By Mikayla Carter
The School Board’s solution to the increase in the number of ambitious students signing up for numerous AP classes is not to “offer more sections” of that course, but rather to crowd students into a single classroom.
As a student at Benicia High School who takes advantage of the educational opportunities provided, it is extremely disappointing to see the lack of cooperation between School Board and the parents, students, and staff. This includes in related topics of appropriate teacher compensation and safety at our schools not being addressed. In doing further investigation, I am confused on how the decision to cut course sections at Benicia High is in any way beneficial to the students. According to Center For Public Education, “as class size decreases achievement increases, and benefits begin to emerge as class size falls below 20 students.” Project STAR (also known as the Tennessee Study of Class Size) took over 11,000 students and placed them in classes of three sizes, 13-17, 22-25, and 25+. The results showed that students in the smallest class had an average of 8% higher in reading and 9% in mathematics, and the students of the smaller class size were more likely to succeed in college entrance exams. The research proved that classroom settings with 13-24 students are most favorable and create the best environment for learning, compared to those of students in classes above 25 without a teacher assistant.
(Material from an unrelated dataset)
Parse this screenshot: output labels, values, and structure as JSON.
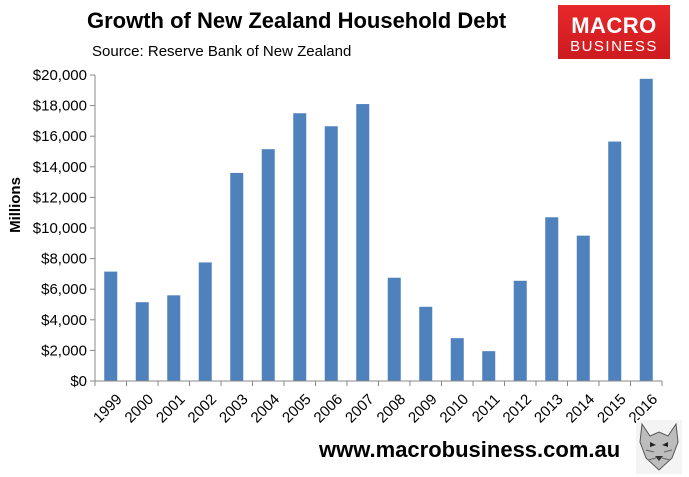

Is the success of students not the Board’s number one priority?
AP American Studies is just one of the many classes negatively affected. 75+ students signed up for this class and only 2 sections are offered at the high school with over 30 students per class. This is beyond ridiculous.
I along with other students, parents, and staff am unsatisfied with the way school issues, that directly affect our ability to thrive, are addressed.
The BUSD school board has repeatedly let the community down, from denying appropriate teacher compensations, and dismissing safety concerns parents have for our schools. I would like to remind the Board how easy it is to fall to the lower levels of neighboring high schools and I fear if we continue on the current path we could end up there. There is not adequate resources provided and utilized to combat our dissatisfaction.
What must we do to see something different?
The School Board cannot keep avoiding direct questions with clichés. They need to stop putting the communities concerns aside and instead take it as an opportunity to involve us, taking into account what we want and need to give us an optimal setting for prosperity. We need more sections of high-demand AP classes to be offered.
If they cannot meet the academic needs of the students, they should at the very least explain why and encourage our creative community to come to a solution together. We want our needs to be taken into careful consideration and to feel and be heard. As an active, caring, and involved alliance of parents, students, and staff, we invite the School Board to join us.